Maintaining the parent-child relationship during imprisonment is critical
Children suffer and experience increased risk for developing behaviour problems when parents are in prison. Youth professionals suggest that allowing children to have and maintain contact with an imprisoned parent in a supportive and child-friendly environment could improve their chances of a healthy, productive adult life.
According to EU report, there are more than 800,000 children, who have a parent in prison.
Research findings show that arrest and imprisonment can have dramatic consequences for families. Many of the affected children experience increased risk for developing behaviour problems, academic failure, and substance abuse.

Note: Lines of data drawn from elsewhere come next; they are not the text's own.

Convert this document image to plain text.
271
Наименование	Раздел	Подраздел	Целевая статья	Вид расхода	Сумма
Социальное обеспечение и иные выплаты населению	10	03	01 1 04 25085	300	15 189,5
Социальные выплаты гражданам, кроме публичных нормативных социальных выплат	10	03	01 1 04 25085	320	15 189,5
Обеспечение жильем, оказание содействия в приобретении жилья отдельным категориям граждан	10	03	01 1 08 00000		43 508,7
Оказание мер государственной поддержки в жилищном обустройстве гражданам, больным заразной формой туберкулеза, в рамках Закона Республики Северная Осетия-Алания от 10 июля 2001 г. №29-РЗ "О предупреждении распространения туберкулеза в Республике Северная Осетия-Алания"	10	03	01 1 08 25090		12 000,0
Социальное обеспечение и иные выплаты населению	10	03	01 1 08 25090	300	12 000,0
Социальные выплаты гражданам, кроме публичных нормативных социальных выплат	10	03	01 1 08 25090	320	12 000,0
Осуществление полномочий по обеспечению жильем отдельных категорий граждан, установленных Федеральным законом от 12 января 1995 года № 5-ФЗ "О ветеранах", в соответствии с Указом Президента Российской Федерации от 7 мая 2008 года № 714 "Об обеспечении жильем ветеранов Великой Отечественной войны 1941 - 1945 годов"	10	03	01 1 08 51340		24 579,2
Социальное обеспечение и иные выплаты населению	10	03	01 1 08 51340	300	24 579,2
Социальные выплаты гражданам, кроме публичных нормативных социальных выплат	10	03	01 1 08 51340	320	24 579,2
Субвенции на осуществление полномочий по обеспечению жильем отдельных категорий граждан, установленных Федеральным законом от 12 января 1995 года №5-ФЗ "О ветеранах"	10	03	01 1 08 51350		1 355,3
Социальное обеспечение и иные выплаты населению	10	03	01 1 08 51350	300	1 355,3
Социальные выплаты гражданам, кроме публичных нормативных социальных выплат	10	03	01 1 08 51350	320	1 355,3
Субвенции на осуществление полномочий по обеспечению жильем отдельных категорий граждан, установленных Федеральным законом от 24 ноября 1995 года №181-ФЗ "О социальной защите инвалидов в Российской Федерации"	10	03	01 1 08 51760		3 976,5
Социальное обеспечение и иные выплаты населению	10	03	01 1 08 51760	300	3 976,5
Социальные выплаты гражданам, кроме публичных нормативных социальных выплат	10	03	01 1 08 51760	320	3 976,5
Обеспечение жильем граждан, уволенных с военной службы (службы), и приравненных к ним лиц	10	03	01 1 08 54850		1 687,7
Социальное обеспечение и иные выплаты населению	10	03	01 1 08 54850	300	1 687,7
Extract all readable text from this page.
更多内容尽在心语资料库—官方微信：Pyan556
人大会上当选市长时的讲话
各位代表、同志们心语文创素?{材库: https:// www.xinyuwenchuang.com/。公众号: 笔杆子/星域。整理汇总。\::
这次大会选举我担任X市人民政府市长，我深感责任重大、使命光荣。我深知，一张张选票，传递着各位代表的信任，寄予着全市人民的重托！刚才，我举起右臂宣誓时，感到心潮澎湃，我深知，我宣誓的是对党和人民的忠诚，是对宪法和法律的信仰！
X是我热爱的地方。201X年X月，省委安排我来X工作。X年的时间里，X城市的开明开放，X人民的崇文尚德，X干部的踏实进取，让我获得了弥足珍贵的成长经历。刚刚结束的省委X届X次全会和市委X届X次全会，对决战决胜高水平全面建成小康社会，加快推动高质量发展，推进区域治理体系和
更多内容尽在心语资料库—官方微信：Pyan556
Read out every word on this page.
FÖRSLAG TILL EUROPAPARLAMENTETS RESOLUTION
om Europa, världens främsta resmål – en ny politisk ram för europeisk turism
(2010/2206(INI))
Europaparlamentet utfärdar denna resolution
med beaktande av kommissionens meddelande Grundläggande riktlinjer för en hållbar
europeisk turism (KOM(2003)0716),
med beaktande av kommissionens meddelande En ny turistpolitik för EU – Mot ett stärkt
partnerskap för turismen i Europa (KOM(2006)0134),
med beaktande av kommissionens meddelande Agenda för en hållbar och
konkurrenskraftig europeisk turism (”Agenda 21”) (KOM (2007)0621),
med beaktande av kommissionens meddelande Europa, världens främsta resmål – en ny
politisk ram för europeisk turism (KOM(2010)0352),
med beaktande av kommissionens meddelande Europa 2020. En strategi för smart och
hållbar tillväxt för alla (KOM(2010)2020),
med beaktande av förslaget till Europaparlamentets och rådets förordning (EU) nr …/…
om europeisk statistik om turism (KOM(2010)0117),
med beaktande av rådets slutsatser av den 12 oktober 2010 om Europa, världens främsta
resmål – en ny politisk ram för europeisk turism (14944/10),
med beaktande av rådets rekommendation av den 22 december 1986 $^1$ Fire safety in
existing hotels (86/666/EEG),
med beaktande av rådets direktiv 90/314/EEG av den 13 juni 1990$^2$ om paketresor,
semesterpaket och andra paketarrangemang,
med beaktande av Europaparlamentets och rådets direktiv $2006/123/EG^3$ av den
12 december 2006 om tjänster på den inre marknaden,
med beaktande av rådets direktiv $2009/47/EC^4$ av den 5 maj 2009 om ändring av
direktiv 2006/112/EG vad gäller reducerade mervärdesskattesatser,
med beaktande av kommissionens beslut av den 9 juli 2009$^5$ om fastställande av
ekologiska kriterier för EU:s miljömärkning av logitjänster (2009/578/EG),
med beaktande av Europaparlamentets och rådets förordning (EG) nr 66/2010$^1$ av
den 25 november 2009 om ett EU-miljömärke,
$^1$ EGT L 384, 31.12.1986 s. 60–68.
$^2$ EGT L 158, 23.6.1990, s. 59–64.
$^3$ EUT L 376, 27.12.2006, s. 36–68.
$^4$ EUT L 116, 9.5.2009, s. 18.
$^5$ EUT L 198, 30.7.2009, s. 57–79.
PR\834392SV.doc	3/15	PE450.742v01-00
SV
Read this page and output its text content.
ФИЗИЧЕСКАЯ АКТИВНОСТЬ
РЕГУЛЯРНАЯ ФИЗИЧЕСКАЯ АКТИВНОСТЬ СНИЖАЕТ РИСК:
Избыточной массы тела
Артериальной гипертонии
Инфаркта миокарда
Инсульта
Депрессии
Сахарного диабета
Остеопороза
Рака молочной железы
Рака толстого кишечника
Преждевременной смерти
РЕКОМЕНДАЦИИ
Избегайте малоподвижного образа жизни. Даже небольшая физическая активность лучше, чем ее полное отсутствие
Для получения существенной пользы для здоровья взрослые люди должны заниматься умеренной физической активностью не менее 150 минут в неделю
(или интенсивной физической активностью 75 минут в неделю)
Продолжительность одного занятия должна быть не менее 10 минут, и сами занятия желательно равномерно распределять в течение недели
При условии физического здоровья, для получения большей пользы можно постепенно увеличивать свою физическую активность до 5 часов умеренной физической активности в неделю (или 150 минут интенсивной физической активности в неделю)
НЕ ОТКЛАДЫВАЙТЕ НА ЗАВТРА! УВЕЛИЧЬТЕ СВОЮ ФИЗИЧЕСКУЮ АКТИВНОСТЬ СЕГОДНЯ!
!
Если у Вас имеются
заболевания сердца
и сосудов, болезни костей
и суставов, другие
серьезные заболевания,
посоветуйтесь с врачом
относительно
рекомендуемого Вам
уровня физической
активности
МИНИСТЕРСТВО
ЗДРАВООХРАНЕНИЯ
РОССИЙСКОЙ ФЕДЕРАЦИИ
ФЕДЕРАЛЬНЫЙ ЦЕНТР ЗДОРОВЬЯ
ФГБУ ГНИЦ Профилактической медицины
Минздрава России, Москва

“The emotional trauma that may occur and the practical difficulties of a disrupted family life can be compounded by the social stigma that children may face as a result of having a parent in prison or jail. The lives of these children are filled with a unique kind of instability and uncertainty and they must learn to understand living and loving through bars,” said Maja Gabelica Šupljika, deputy Ombudsman for Children in Croatia.
“The children are at risk of being pulled into a vicious cycle of future criminality and deviant social behaviour.”
The right to contact
Therefore, strengthening children’s resilience in order to improve coping capacity is seen as a key path to empowering these children and their families.
In a study by Landreth and Lobaugh (1998), an increase in children’s self-esteem was shown following a 10-week intervention in which four the children could physically interact with their incarcerated fathers in a child-friendly environment.
“Children need help in understanding that their parents’ punishment for their criminal behaviour does in no way extend to them and that they are not being punished as well. The role of parents in promoting children’s well-being should not be understated, even when they are imprisoned.Therefore for a growing number of children, parent–child contact during the incarceration period is a key issue,” added Šupljika.
Literature suggests that one way of maintaining communication is through visitation. It is perhaps the most important mechanism for maintaining a positive parent/child relationship. However, family members as well as professionals fear that visits may be stressful when visiting environments are not child friendly.
“Lack of any contact with incarcerated parents may be associated with children’s negative feelings about their incarcerated parents. Enabling children to visit their imprisoned parents strengthens communication between them and improves the parenting skills of the incarcerated adult,” said Šupljika.
Barriers to visits
Literature suggests that the quality of visits is more likely to be affected by the institutional settings, which may be highly stressful for children.
“The quality of visits is more likely to be affected by the institutional settings, which may be highly stressful for children. Consequently, efforts should be made to strengthen the competence of prison staff enabling children and the entire families to spend some quality time together and develop their relationships in a child-friendly environment, ” concluded Šupljika.
Another obstacle to maitaining a regular parent-child contact is that children are often challenged with the inability to exercise their right to visit their parents, either due to the prison being too far from home or the other parent’s or caregiver’s unwillingness for the child to visit the parent.
Education and raising awareness helps the issue
Many European nongovernmental organizations, including ombudsmen, are active in boosting awareness and achieving new ways of looking at issues concerning prisoners’ children.
EUROCHIPS (The European Committee for Children of Imprisoned Parents), lately rebranded to Children of Prisoners Europe (COPE) act as a voice for prisoners’ children to raise public awareness by educating judges, schools, childcare professionals, prison staff, etc. They also provide opportunities for exchanging ideas and good practice for children with imprisoned parents. The study covered 4 countries: Sweden, Romania, Germany and the UK.
COPE is implementing a campaign, “Not my crime, still my sentence”. The purpose of this campaign was to inform, raise awareness about and draw attention to the rights and needs of children separated from a parent in prison.
The EU-research study co-founded by the EU Commission named COPING is a child-centred project, which investigated the resilience and vulnerability leading to mental health problems of children of imprisoned parents. The study covered 4 countries: Sweden, Romania, Germany and the UK. COPING research findings are aimed towards implementing European and international public policies with the view of enhancing the welfare of children.
Ombudsman for Children in Croatia
The institution of the Ombudsman for Children in Croatia was established in 2003 as the first specialized institution of its kind in the Republic of Croatia, with the aim of monitoring, protecting and promoting the rights and interests of children.
The institution was established by the Law on the Ombudsman for Children, which was enacted by the Croatian National Parliament that has appointed the Ombudsman for Children.
The headquarters are in Zagreb and there are three other regional offices in different parts of the country. The institution is an active member of ENOC – European Network of Ombudsmen for Children, of Children’s Rights Ombudsperson’s Network in South and Eastern Europe (CRONSEE) and of Children of Prisoners Europe. Office staff consists of 19 persons in permanent positions with background in law, psychology, social and human sciences, media and information, financial matters and office management.
The mission of the institution is: to protect, monitor and promote children’s rights and interests in an effort to make them a more significant political and social priority.